Beauty above me, I walk with.
Beauty below me, I walk with.
Beauty all around me, I walk with.
-Navajo Night Chant
Thursday, July 6
We took oldest son P down a few states to summer camp last weekend. His first time at sleepaway camp. He did all the research, showed us the website and practically guided our hands to sign the application forms he had downloaded! I guess he really wanted a break. And once I saw the camp I wanted a break too! It looked so nice. This camp tries to foster international understanding by having one of the two counselors for each bunk come from another country. They fly that counselor's flag in front of each bunk, and in P's bunk the co-counselor is from Australia. I saw British, Danish and Turkish flags on the bunks nearby, and we were only in the 12 year old boy section!

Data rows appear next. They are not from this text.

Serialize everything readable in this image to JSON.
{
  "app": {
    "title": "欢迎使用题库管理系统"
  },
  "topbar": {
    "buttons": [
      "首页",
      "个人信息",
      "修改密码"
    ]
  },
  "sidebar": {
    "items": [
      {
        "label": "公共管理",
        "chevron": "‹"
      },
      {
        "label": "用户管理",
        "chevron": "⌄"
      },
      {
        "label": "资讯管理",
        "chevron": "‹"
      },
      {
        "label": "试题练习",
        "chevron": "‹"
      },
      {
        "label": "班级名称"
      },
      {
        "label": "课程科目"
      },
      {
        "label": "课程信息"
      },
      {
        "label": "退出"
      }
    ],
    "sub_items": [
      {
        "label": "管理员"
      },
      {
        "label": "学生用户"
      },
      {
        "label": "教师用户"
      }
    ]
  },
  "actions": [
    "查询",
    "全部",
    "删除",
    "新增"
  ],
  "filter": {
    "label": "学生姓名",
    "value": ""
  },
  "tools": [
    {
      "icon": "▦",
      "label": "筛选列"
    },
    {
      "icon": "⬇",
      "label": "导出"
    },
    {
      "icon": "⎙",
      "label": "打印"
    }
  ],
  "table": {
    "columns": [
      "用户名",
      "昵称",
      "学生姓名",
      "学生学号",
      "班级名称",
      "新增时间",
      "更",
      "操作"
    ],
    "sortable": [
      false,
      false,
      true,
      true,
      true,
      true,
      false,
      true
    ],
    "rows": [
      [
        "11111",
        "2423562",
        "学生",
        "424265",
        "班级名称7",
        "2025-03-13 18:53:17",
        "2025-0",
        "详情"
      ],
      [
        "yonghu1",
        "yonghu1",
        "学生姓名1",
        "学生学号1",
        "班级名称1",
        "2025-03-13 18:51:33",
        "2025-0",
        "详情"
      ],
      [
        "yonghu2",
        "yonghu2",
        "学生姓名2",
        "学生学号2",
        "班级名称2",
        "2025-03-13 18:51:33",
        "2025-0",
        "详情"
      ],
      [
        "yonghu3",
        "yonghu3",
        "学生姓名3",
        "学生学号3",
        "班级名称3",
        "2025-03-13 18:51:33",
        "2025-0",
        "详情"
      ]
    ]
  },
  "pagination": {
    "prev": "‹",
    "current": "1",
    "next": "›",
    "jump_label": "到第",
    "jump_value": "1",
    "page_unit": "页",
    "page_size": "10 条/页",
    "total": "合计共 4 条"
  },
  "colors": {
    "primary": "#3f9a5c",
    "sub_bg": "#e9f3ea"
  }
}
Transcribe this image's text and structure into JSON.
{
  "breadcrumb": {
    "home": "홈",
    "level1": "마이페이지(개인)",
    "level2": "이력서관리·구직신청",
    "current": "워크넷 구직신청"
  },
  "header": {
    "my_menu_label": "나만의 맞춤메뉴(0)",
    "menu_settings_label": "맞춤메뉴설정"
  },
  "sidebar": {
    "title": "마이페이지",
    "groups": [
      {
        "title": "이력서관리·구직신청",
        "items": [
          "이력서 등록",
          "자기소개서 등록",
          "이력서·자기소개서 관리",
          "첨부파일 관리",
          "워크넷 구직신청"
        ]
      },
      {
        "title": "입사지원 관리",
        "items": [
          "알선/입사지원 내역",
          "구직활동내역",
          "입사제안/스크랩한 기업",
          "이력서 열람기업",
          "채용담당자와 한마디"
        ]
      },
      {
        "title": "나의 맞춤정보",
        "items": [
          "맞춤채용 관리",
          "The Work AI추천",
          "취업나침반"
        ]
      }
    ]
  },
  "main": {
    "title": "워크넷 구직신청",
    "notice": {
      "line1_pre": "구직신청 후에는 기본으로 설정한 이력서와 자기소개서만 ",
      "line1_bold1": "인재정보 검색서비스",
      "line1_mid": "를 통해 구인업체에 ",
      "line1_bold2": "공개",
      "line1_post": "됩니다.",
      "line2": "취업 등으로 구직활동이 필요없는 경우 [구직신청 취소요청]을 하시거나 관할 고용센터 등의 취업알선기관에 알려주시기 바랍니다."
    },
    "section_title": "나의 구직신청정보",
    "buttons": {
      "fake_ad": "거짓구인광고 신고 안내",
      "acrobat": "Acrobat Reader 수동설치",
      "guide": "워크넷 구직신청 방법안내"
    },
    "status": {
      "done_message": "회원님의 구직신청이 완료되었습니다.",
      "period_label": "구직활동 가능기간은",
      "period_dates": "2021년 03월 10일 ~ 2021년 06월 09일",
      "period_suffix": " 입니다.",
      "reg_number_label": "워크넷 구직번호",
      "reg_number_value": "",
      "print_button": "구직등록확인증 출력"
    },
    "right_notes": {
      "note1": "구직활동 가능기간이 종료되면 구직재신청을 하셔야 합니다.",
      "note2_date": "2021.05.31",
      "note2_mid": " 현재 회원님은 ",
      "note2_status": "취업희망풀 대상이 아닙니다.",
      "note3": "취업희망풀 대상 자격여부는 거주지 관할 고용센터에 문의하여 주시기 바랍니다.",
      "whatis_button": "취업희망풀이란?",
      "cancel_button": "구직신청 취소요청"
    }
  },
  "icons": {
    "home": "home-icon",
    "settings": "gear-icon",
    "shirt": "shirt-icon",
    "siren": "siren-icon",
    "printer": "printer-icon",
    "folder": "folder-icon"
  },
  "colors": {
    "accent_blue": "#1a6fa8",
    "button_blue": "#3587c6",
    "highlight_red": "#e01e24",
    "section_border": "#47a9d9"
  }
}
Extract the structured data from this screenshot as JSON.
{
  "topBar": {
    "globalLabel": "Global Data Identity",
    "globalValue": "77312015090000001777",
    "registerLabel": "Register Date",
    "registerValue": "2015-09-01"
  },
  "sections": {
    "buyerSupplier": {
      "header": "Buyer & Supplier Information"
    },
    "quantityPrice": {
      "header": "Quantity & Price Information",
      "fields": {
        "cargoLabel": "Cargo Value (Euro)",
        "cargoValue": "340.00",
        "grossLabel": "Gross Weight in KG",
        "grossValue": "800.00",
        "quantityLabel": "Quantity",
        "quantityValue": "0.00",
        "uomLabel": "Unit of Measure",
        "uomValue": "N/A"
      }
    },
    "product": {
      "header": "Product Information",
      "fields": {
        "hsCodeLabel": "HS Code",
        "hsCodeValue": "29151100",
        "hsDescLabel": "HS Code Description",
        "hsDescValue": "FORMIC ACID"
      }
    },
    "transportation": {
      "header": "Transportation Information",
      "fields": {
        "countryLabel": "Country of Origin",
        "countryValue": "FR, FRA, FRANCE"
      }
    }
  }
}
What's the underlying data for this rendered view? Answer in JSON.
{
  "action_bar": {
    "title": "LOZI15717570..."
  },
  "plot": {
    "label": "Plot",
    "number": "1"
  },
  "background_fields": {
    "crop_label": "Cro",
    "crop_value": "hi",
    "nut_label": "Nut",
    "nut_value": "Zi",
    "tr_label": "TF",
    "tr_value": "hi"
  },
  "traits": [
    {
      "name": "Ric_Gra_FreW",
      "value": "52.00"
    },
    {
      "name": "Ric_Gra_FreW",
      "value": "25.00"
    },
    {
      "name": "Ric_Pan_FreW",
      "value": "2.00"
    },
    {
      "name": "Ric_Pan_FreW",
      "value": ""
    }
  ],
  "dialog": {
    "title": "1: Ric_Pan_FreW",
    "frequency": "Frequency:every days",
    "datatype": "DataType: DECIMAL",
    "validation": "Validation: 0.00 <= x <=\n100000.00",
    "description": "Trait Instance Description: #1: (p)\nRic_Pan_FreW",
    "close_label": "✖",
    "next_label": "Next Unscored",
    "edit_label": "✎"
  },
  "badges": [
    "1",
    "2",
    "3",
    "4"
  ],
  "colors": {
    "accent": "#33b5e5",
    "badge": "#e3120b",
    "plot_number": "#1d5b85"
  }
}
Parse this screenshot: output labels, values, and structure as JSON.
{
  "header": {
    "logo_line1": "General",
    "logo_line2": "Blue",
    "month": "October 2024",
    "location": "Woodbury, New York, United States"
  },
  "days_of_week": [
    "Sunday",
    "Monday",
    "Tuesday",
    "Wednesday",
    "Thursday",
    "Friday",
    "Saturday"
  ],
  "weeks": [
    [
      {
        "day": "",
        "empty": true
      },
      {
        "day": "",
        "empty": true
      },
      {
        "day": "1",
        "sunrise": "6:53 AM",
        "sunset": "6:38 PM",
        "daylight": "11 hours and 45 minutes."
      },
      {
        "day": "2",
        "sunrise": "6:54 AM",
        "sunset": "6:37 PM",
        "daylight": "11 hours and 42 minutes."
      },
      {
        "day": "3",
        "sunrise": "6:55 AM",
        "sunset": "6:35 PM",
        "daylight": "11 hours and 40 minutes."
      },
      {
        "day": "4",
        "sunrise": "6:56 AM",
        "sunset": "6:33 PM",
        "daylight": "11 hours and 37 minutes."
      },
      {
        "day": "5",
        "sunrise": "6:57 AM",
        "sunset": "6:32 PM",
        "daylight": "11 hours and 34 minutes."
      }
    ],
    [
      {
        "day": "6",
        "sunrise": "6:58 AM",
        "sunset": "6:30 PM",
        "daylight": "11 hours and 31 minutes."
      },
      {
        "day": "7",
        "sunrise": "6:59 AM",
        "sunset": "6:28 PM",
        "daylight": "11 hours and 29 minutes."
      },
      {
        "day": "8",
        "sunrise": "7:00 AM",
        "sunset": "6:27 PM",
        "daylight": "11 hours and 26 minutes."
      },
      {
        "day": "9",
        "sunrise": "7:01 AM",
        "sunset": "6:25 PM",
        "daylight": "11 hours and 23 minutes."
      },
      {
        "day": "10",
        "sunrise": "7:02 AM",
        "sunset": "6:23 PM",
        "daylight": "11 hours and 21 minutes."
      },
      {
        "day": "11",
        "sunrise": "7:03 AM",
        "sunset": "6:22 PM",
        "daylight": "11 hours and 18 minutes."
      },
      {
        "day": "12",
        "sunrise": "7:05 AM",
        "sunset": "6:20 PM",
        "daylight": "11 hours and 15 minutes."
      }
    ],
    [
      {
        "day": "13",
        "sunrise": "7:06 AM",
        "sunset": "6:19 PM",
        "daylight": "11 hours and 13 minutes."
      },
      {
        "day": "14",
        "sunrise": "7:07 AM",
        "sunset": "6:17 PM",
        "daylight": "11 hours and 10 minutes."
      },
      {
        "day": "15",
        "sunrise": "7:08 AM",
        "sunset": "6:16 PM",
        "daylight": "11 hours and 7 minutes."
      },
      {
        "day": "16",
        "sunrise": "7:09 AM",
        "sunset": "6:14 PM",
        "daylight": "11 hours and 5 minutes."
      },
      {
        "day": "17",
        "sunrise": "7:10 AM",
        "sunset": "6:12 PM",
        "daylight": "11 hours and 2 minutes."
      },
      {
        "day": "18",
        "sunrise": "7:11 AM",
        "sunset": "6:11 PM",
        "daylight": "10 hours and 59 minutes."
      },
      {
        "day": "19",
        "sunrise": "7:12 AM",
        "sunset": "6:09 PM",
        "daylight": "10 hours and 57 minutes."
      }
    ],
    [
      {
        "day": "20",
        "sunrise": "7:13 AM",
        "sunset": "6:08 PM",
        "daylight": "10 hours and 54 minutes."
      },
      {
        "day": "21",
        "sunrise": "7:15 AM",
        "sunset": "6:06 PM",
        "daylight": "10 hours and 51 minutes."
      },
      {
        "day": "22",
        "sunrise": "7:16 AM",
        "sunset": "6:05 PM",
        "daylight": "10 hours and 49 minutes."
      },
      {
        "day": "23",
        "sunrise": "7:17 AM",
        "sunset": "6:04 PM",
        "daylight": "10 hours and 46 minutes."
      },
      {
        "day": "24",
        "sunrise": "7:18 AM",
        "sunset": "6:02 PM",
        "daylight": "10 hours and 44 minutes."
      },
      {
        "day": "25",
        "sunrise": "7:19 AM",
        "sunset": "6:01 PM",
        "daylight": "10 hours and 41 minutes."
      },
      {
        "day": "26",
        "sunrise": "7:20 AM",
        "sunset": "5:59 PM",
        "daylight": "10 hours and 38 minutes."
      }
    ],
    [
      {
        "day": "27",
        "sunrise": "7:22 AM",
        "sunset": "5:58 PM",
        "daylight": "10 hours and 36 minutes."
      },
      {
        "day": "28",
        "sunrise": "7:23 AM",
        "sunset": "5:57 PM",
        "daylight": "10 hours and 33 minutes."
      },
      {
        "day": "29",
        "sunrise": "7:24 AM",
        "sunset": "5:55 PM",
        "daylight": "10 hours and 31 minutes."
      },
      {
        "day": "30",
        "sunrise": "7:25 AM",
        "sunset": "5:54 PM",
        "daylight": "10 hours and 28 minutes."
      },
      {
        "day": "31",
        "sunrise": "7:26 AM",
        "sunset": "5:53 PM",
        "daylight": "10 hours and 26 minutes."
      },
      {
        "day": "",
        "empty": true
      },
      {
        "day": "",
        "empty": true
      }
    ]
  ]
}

Seeing the beautiful camp grounds and looking at the schedule full of fun activities and relaxation opportunities, made me wish there was a family camp program for families like ours that includes someone with cognitive disabilities. It would have lots of therapeutic support staff on hand and also certain scheduled programs for the special kids. That way the family could both have a little respite, and also some fun, worry-free times all together. What a fantasy, huh?